A CIO Africa report, The Budget Tells the Truth, pulled apart the 2026/27 budget estimates for Kenya, Uganda, Tanzania, and Rwanda and found a pattern that should worry anyone counting on government to fund the next phase of Africa’s digital growth.
The money isn’t going where the speeches point but to the parts that collect tax, not the parts that build digital infrastructure.
Kenya’s Flagship Digital Budget Vote Shrinks
Kenya provides a clear example. Despite having a national budget of about KES 4.7 trillion, funding for the digital economy and creative industries dropped to KES 8 billion, down from KES 12.7 billion the previous year.
That’s a cut of almost a third, delivered in the same Treasury speech that called digital transformation a strategic enabler of the fourth industrial revolution.
A closer look at the KES 8 billion reveals a much smaller picture. About half of the amount, KES 4.3 billion, comes from a single World Bank-backed project, the Kenya Digital Economy Acceleration Project.
The locally funded projects are much smaller, including KES 1.3 billion for fiber backbone maintenance, KES 528 million for last-mile county connectivity, KES 400 million for digital hubs, and KES 382 million for cybersecurity on the digital superhighway.
Meanwhile, the Konza data center and KAIST, which have appeared in previous budgets, received little attention this time.

Meanwhile, the Kenya Revenue Authority’s eTIMS electronic invoicing system, which validates tax returns directly against transmitted invoice data, is getting serious institutional backing.
KRA has even built a dedicated data-recovery site at Konza just to protect it. When a government builds disaster recovery infrastructure for a tax system but lets its flagship data center project go quiet, that tells you where the real priority sits.
The Same Pattern, Different Countries
Kenya isn’t unique. Tanzania’s Revenue Authority is expanding its digital tax platforms toward an ambitious TZS 55-trillion (KES 2.71 trillion) target. Rwanda’s cashless drive has pushed retail e-payments to extraordinary levels relative to the size of its economy.
Across the region, the most aggressive technology spending isn’t happening in connectivity ministries. It’s happening inside the agencies that collect money.
That doesn’t mean every country looks the same.

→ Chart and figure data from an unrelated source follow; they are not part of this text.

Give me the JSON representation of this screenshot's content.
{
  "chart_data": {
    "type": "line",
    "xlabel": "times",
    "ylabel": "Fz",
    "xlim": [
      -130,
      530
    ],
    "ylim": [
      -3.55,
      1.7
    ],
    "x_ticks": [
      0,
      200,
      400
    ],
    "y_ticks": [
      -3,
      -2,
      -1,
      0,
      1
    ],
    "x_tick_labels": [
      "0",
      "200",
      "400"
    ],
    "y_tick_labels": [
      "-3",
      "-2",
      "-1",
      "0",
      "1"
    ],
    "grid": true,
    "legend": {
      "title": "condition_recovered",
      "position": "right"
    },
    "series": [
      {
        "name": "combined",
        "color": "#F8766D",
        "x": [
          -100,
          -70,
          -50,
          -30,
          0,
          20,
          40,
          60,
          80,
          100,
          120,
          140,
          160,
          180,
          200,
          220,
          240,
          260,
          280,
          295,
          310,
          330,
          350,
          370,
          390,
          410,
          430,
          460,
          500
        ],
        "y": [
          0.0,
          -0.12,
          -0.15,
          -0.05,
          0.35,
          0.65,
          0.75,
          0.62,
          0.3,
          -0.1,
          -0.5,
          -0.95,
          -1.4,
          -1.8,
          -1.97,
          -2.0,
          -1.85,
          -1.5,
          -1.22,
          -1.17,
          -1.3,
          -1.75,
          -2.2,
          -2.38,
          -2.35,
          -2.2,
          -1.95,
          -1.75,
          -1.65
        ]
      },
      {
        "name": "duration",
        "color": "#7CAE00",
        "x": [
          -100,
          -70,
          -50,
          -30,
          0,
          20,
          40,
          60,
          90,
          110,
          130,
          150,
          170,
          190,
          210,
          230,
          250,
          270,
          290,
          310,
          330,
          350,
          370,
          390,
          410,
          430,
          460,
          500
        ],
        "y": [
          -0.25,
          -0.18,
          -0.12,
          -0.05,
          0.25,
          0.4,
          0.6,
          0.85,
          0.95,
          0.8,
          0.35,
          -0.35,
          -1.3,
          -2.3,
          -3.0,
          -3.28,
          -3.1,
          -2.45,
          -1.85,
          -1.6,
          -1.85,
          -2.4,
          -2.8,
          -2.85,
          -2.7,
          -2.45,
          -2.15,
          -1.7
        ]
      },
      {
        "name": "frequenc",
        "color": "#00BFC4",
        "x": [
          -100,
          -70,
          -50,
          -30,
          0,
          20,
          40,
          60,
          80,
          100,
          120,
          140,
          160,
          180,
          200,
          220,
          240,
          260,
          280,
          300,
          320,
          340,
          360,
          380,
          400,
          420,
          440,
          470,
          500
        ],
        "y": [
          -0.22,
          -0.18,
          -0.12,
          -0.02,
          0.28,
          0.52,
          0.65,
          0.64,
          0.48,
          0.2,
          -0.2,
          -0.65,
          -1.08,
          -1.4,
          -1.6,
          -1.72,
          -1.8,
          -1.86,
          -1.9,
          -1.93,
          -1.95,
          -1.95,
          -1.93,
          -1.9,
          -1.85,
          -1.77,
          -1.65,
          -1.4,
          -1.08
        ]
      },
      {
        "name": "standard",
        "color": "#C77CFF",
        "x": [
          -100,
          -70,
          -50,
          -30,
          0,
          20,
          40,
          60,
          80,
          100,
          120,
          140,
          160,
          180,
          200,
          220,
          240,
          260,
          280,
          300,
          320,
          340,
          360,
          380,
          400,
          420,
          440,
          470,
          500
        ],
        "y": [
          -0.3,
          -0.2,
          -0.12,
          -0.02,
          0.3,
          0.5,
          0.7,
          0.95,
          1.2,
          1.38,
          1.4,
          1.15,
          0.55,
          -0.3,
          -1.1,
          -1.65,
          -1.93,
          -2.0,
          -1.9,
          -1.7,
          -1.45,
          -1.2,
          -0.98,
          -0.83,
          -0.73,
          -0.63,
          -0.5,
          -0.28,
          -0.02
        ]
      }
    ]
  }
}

Tanzania actually delivered the cleanest infrastructure story of the four, directing 94% of its ICT ministry budget to development projects rather than recurrent spending, a ratio most ministries on the continent can only dream of.
Its priorities are concrete, including rural towers, national data centers, 5G expansion, and a cross-border fiber extension into the Democratic Republic of Congo.
Rwanda, true to its reputation, spends less than its neighbors but converts more of it into working systems, with its digital identity rollout riding on a $200 million (KES 25.8 billion) World Bank project that’s already past the halfway mark.
Uganda’s numbers look the largest on paper, slightly over UGX 1.14 trillion (KES 40.4 billion) for science, technology, and innovation.
However, that figure combines ICT with creative industries and industrial policy, covering projects such as Kiira Motors’ electric vehicles and the new Hi-Tech City. It is more of an industrial development budget that includes technology, rather than a budget focused only on digital projects.

What It Means for the East Africa Tech Industry
The report’s main point is about where new opportunities are emerging for technology vendors and what businesses need to prepare for. Right now, much of the digital infrastructure being built across the region is still funded by donors rather than local budgets.
READ: KRA Seeks Bidders for Billion-Shilling Tech Overhaul
Compliance tools, especially for e-invoicing, tax systems, and digital identity, have become a growing technology category rather than just an internal business expense.
For businesses, keeping accurate e-invoicing records is now a major concern because systems like eTIMS can reject expenses that are not supported by compliant invoices.
The uncomfortable truth in all these discussions is simply that governments across East Africa are still talking about digital transformation in the loudest possible terms.
When you look at where the actual spending is going, the focus appears to be on systems that collect revenue and enforce compliance rather than the wider digital economy described in government speeches.
For Kenya, the gap between those promises and the actual budget is becoming harder to overlook. It raises questions about whether the country’s AI and digital goals can be achieved with a shrinking ICT budget.